Der biointensive Anbau kommt ohne schwere Maschinen und Kunstdünger aus. Stattdessen werden die eng bepflanzten Beete, die immer am selben Ort sind, von Hand bearbeitet und mit Kompost oder Tierdung gedüngt.

Das Prinzip entstand Mitte des 19. Jahrhunderts in Frankreich. 2012 veröffentlichte der Kanadier Jean-Martin Fortier sein Buch «The Market Gardener», auf Deutsch erhältlich als «Biogemüse erfolgreich direktvermarkten», was zum Best­seller wurde und dem Market Gardening zu neuer Beliebtheit verhalf. Die kleinen Anbauflächen und der geringe Investi­tionsbedarf machen diese Anbauweise attraktiv für Quereinsteiger(innen).

120 Gemüsetaschen

«Wir bauen alles an, was die Menschen in der Region gerne essen – von Auberginen über grünen Spargel, Radieschen, Salat bis zu Rüebli und Zwiebeln, nur Kartoffeln kaufen wir zu», so Leonardo Medina. Die Setzlinge dafür ziehen sie seit letztem Jahr zum Teil selbst an.   

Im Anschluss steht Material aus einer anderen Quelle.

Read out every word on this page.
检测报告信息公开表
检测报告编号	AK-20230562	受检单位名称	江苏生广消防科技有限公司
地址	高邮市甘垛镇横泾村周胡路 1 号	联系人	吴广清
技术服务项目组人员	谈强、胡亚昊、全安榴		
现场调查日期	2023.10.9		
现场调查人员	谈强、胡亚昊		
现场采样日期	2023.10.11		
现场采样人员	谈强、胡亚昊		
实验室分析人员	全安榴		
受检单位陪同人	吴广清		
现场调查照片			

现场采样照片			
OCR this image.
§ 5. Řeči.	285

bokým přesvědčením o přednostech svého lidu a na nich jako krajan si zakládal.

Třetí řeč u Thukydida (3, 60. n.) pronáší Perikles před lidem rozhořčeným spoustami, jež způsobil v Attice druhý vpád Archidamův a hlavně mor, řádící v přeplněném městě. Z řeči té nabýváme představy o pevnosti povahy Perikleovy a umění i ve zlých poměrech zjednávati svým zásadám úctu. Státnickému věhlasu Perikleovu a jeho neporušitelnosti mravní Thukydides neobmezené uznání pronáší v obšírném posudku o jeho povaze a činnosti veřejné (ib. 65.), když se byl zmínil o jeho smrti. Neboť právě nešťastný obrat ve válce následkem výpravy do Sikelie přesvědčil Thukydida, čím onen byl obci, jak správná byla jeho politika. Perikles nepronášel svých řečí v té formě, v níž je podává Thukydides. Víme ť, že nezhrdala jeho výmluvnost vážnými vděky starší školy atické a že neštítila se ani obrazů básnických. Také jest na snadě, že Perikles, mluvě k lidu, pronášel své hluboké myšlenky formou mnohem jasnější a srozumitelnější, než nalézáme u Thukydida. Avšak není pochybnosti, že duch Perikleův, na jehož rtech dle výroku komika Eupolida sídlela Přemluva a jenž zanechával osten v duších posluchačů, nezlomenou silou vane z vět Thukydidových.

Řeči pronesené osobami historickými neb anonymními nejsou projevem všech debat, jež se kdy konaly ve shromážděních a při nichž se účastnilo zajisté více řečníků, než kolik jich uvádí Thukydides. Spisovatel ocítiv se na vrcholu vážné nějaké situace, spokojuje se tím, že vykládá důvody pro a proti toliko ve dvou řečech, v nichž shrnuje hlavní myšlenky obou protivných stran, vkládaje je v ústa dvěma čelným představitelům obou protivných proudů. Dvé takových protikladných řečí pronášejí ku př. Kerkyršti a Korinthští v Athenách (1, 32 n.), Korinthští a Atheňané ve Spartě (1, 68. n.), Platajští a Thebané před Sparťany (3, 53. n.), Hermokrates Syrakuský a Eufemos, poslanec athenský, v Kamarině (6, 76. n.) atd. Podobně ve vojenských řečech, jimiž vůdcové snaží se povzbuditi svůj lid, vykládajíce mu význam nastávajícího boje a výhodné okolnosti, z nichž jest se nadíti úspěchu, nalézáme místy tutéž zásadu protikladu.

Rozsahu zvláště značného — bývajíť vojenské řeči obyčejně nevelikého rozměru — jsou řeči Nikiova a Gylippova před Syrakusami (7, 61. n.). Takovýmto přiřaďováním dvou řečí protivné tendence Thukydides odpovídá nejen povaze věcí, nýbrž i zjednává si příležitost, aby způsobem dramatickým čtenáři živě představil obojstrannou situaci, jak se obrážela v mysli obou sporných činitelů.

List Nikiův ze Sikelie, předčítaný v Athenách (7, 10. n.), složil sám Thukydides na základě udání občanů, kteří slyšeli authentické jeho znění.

«Wir brauchen keine Pflanzenschutzmittel, nicht einmal Schneckenkörner.» 

Christian Mächler,Gründer der Solawi Halde.

Der Betrieb vermarktet seine Produkte nach dem Prinzip der solidarischen Landwirtschaft. Bei dieser verpflichten sich Konsument(innen) für ein Jahr, einen festen Betrag an den Betrieb zu zahlen und im Gegenzug Produkte des Hofes zu erhalten. Bei der Solawi Halde können die Abonnenten zwischen Gemüsetaschen in drei Grössen wählen und zahlen je nach Grösse zwischen 30 und 72 Franken pro Woche. Die rund 120 Gemüsetaschen werden im Sommer wöchentlich und im Winter zweiwöchentlich an verschiedene Depots in der Umgebung geliefert, an denen die Abonnenten sie abholen können. «Die Kunden können aber auch zu uns kommen und ihr Gemüse selbst ernten», erklärt Christian Mächler.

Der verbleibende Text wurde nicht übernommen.